Directly From My Heart To You
Prelude To The Afternoon Of A Sexually Aroused Gas Mask
Toads Of The Short Forest
Get A Little
Side 2:
The Eric Dolphy Memorial Barbecue
Dwarf Nebula Processional March & Dwarf Nebula
My Guitar Wants To Kill Your Mama
Oh No
The Orange County Lumber Truck
Weasels Ripped My Flesh
AMG –
Without pretension, Zappa blurs the normally sharp line between intellectual concept music and the visceral immediacy of rock and R&B A fascinating collection of mostly instrumental live and studio material recorded by the original Mothers of Invention, complete with horn section, from 1967-1969, Weasels Ripped My Flesh segues unpredictably between arty experimentation and traditional song structures. Highlights of the former category include the classical avant-garde elements of "Didja Get Any Onya," which blends odd rhythmic accents and time signatures with dissonance and wordless vocal noises; these pop up again in "Prelude to the Afternoon of a Sexually Aroused Gas Mask" and "Toads of the Short Forest." The latter and "The Eric Dolphy Memorial Barbecue" also show Frank Zappa's willingness to embrace the avant-garde jazz of the period. Yet, interspersed are straightforward tunes like a cover of Little Richard's "Directly From My Heart to You," with great violin from Don "Sugarcane" Harris; the stinging Zappa-sung rocker "My Guitar Wants to Kill Your Mama," and "Oh No," a familiar Broadway-esque Zappa melody (it turned up on Lumpy Gravy) fitted with lyrics and sung by Ray Collins. Thus, Weasels can make for difficult, incoherent listening, especially at first.

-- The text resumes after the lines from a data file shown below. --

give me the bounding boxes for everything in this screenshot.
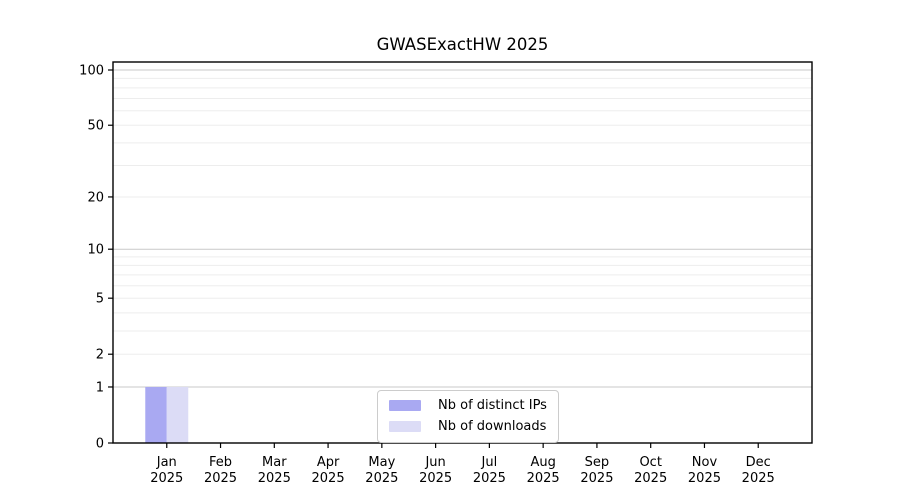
legend-label-downloads: Nb of downloads (438, 419, 547, 434)
x-tick-label-year: 2025 (473, 471, 506, 486)
x-tick-label-month: Feb (209, 455, 232, 470)
x-tick-label-month: Dec (746, 455, 771, 470)
y-axis: 0 1 2 5 10 20 50 100 (79, 64, 113, 452)
legend-label-distinct-ips: Nb of distinct IPs (438, 398, 547, 413)
y-tick-label: 10 (87, 243, 104, 258)
legend-item-downloads: Nb of downloads (389, 417, 547, 436)
x-tick-label-year: 2025 (150, 471, 183, 486)
bar-nb-of-downloads-jan-2025 (166, 386, 189, 443)
x-tick-label-month: May (368, 455, 395, 470)
x-tick-label-month: Mar (262, 455, 287, 470)
y-tick-label: 2 (96, 348, 104, 363)
x-tick-label-year: 2025 (419, 471, 452, 486)
legend-swatch-distinct-ips (389, 400, 421, 411)
x-tick-label-month: Oct (639, 455, 661, 470)
x-tick-label-year: 2025 (742, 471, 775, 486)
bar-nb-of-distinct-ips-jan-2025 (145, 386, 167, 443)
x-tick-label-month: Apr (317, 455, 340, 470)
x-tick-label-year: 2025 (365, 471, 398, 486)
x-tick-label-year: 2025 (312, 471, 345, 486)
y-tick-label: 1 (96, 380, 104, 395)
y-tick-label: 100 (79, 64, 104, 79)
x-tick-label-month: Jun (424, 455, 445, 470)
y-tick-label: 50 (87, 119, 104, 134)
y-tick-label: 5 (96, 292, 104, 307)
legend-item-distinct-ips: Nb of distinct IPs (389, 396, 547, 415)
x-tick-label-year: 2025 (688, 471, 721, 486)
x-tick-label-year: 2025 (527, 471, 560, 486)
x-tick-label-year: 2025 (580, 471, 613, 486)
plot-border (112, 61, 813, 444)
x-tick-label-year: 2025 (634, 471, 667, 486)
x-axis: Jan2025Feb2025Mar2025Apr2025May2025Jun20… (150, 443, 775, 486)
x-tick-label-month: Sep (585, 455, 610, 470)
x-tick-label-month: Nov (692, 455, 718, 470)
legend-swatch-downloads (389, 421, 421, 432)
axes (112, 61, 813, 444)
bars (145, 386, 189, 443)
x-tick-label-month: Jan (156, 455, 177, 470)
x-tick-label-month: Aug (530, 455, 555, 470)
x-tick-label-month: Jul (481, 455, 498, 470)
y-tick-label: 0 (96, 437, 104, 452)
legend: Nb of distinct IPs Nb of downloads (377, 390, 559, 443)
chart-title: GWASExactHW 2025 (376, 35, 549, 54)
x-tick-label-year: 2025 (204, 471, 237, 486)
gridlines (113, 69, 812, 388)
y-tick-label: 20 (87, 190, 104, 205)
x-tick-label-year: 2025 (258, 471, 291, 486)
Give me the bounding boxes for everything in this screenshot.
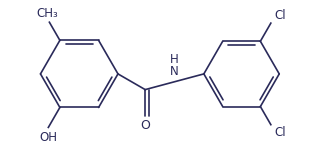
Text: Cl: Cl xyxy=(274,9,286,22)
Text: Cl: Cl xyxy=(274,126,286,139)
Text: O: O xyxy=(140,119,150,132)
Text: CH₃: CH₃ xyxy=(37,7,58,20)
Text: OH: OH xyxy=(39,131,57,143)
Text: H
N: H N xyxy=(170,53,179,78)
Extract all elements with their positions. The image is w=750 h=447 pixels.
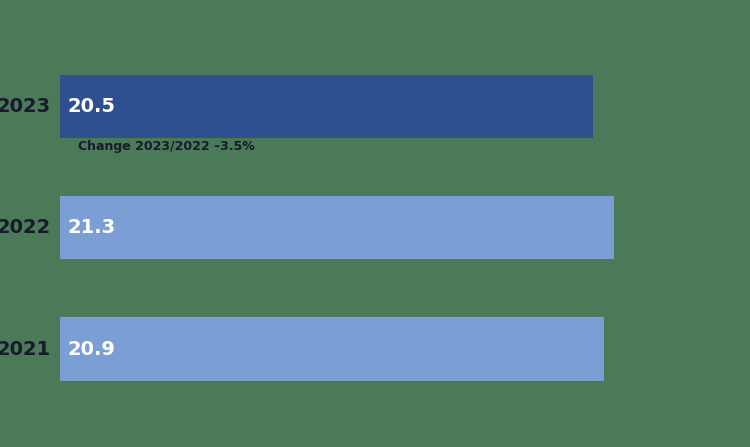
- Text: 21.3: 21.3: [68, 218, 116, 237]
- Text: 20.9: 20.9: [68, 340, 116, 358]
- Text: 2022: 2022: [0, 218, 51, 237]
- Bar: [60, 317, 604, 380]
- Text: Change 2023/2022 –3.5%: Change 2023/2022 –3.5%: [78, 140, 255, 153]
- Text: 20.5: 20.5: [68, 97, 116, 116]
- Bar: [60, 75, 593, 138]
- Text: 2021: 2021: [0, 340, 51, 358]
- Text: 2023: 2023: [0, 97, 51, 116]
- Bar: [60, 196, 614, 259]
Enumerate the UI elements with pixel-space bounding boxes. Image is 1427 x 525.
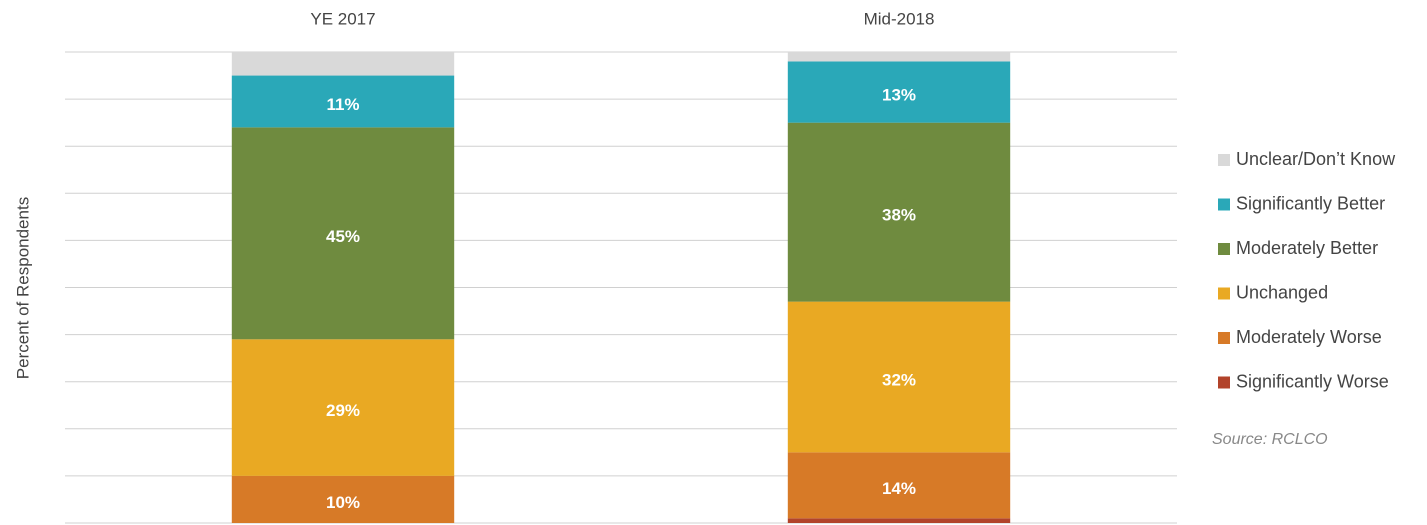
data-label: 29% [326, 401, 360, 420]
bar-segment [787, 518, 1011, 523]
legend-swatch [1218, 243, 1230, 255]
y-axis-label: Percent of Respondents [13, 197, 32, 379]
bar-segment [787, 61, 1011, 123]
legend-swatch [1218, 198, 1230, 211]
legend-label: Moderately Better [1236, 238, 1378, 258]
legend-label: Unclear/Don’t Know [1236, 149, 1396, 169]
legend-swatch [1218, 287, 1230, 300]
data-label: 13% [882, 86, 916, 105]
legend-label: Significantly Better [1236, 193, 1385, 213]
legend-label: Moderately Worse [1236, 327, 1382, 347]
data-label: 38% [882, 206, 916, 225]
bar-segment [787, 52, 1011, 62]
bar-segment [787, 452, 1011, 519]
x-tick-label: YE 2017 [310, 9, 375, 28]
legend-label: Significantly Worse [1236, 371, 1389, 391]
source: Source: RCLCO [1212, 431, 1328, 448]
data-label: 32% [882, 370, 916, 389]
bar-segment [231, 127, 455, 340]
legend-label: Unchanged [1236, 282, 1328, 302]
data-label: 14% [882, 479, 916, 498]
data-label: 10% [326, 493, 360, 512]
legend-swatch [1218, 154, 1230, 166]
bar-segment [231, 339, 455, 476]
bar-segment [231, 52, 455, 76]
data-label: 45% [326, 227, 360, 246]
x-tick-label: Mid-2018 [864, 9, 935, 28]
legend-swatch [1218, 376, 1230, 389]
bar-segment [231, 75, 455, 128]
legend-swatch [1218, 332, 1230, 344]
bar-segment [787, 301, 1011, 453]
data-label: 11% [326, 95, 359, 114]
bar-segment [787, 122, 1011, 302]
bar-segment [231, 475, 455, 523]
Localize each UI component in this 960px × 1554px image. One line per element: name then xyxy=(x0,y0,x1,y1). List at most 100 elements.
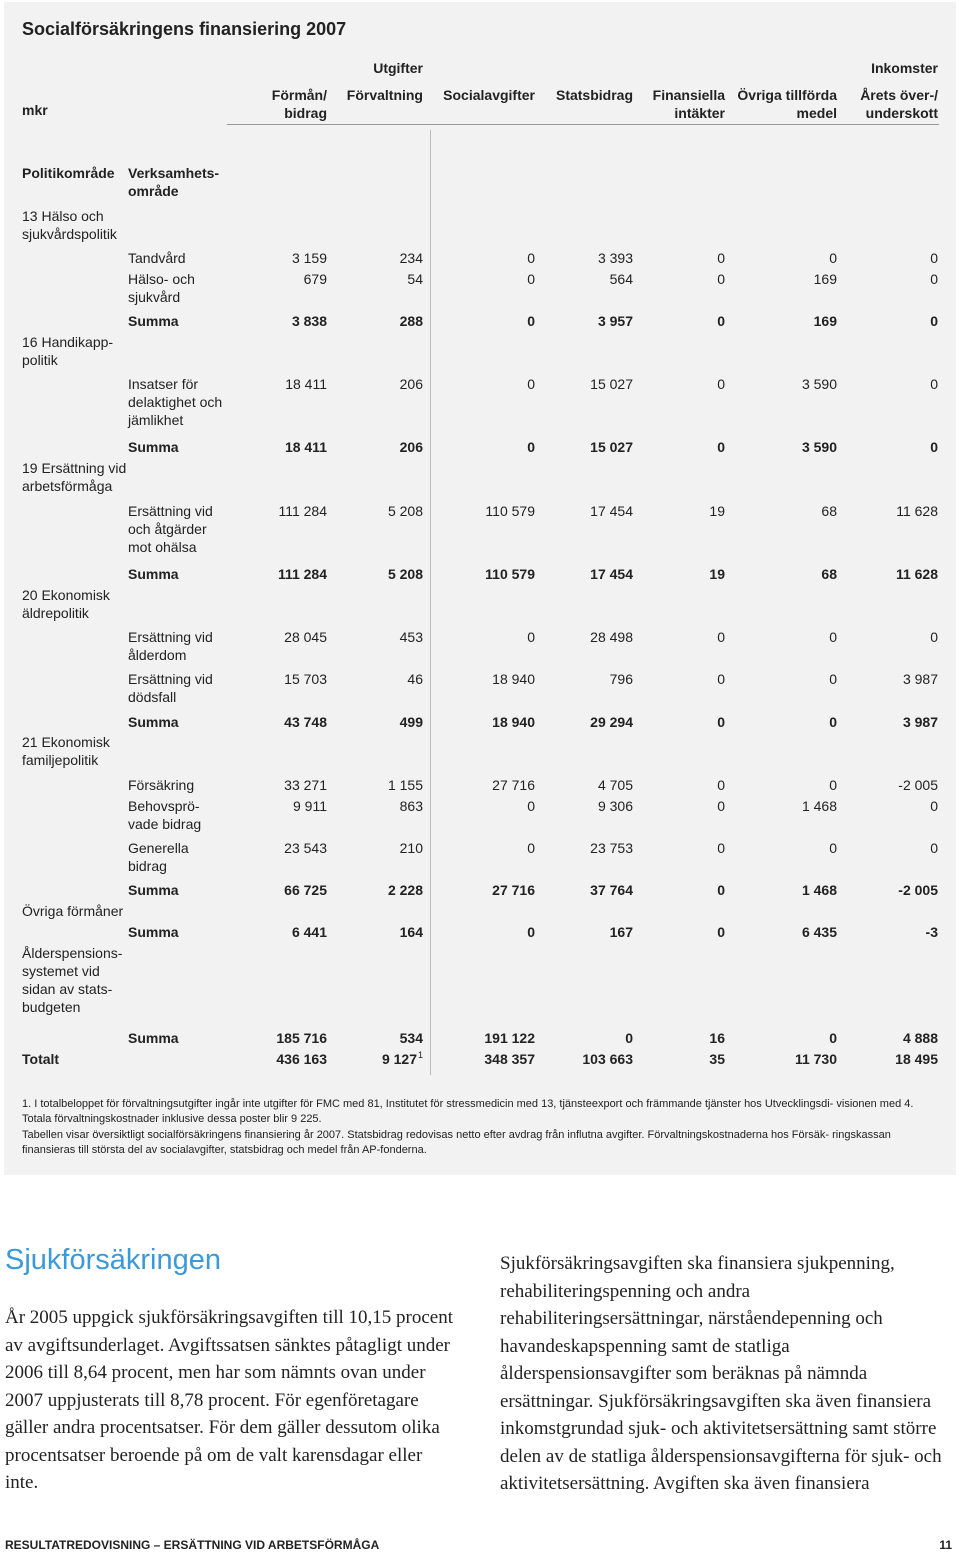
cell: 0 xyxy=(527,271,535,287)
cell: 43 748 xyxy=(284,714,327,730)
cell: 28 045 xyxy=(284,629,327,645)
cell: 27 716 xyxy=(492,882,535,898)
page-number: 11 xyxy=(939,1538,952,1552)
cell: 0 xyxy=(717,714,725,730)
cell: 37 764 xyxy=(590,882,633,898)
cell: 9 306 xyxy=(597,798,633,814)
activity-label: Ersättning vid ålderdom xyxy=(128,629,213,663)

But there is a certain logic behind the band's accomplished genre-bending and Zappa's gleefully abrupt veering between musical extremes; without pretension, Zappa blurs the normally sharp line between intellectual concept music and the visceral immediacy of rock and R&B. Zappa's anything-goes approach and the distance between his extremes are what make Weasels Ripped My Flesh ultimately invigorating; they also even make the closing title track -- a minute and a half of squalling feedback, followed by applause -- perfectly logical in the album's context.